The burden placed upon the new president is onerous. The U.S.went from a budget surplus during the Clinton years to a deficit during the Bush administration that is  $1.2 trillion , which is equal to Canada’s entire gross domestic product  — all the goods and services produced in our country — and the U.S. debt amounts to $10.6 trillion, most of it owed to foreign countries such as China. 

Regardless of Obama’s new policies, the deficit and debt will continue under his tenure, especially since he has promised to introduce an $825-billion package to stimulate the U.S. economy. 

The expectations may be too high and he may not be able to immediately significantly change the circumstances that led to American fiscal disaster, but he has made the promise to try with vigourous enterprise while maintaining a vigil to prevent a re-emergence of the very factors that led it to disaster in the first place. Without directly naming him, Obama directly pointed to Bush policies as opening the Pandora’s box, releasing the illness that crippled the American dream and harmed the U.S.’s most vulnerable citizens. 

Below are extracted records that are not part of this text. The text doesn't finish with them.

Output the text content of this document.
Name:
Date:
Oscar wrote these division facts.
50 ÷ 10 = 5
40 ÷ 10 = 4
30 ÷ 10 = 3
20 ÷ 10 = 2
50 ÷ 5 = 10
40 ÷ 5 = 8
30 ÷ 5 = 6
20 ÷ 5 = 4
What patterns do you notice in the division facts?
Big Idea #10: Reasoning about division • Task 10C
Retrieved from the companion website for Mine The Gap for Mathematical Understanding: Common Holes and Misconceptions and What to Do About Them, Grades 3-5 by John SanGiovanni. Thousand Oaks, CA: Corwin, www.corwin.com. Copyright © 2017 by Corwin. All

Obama said the question is not “whether the market is a force for good or evil. Its power to generate wealth and expand freedom is unmatched, but this crisis has reminded us that without a watchful eye, the market can spin out of control — and that a nation cannot prosper long when it favours only the prosperous. The success of our economy has always depended not just on the size of our gross domestic product, but on the reach of our prosperity; on our ability to extend opportunity to every willing heart — not out of charity, but because it is the surest route to our common good.”

To Canadians, these words have a familiar ring. Although they were said by an American president, they could have just as easily been spoken in the past when Prime Minister Lester B. Pearson introduced federal legislation enacting universal health care. The belief in using the wealth of a nation for the “common good” of its citizens is by nature a Canadian concept. It should embolden us that Obama is now expounding the same concept south of the border. With such a man in power, it is possible that Canada’s political leaders can reach a mutual understanding that enables both nations to act in harmony for the “common good” of their respective citizens.  

Magnifying that which separates us, keeps us apart to our mutual detriment; while emphasizing our common goals, links us together, in turn strengthening and benefitting both our nations.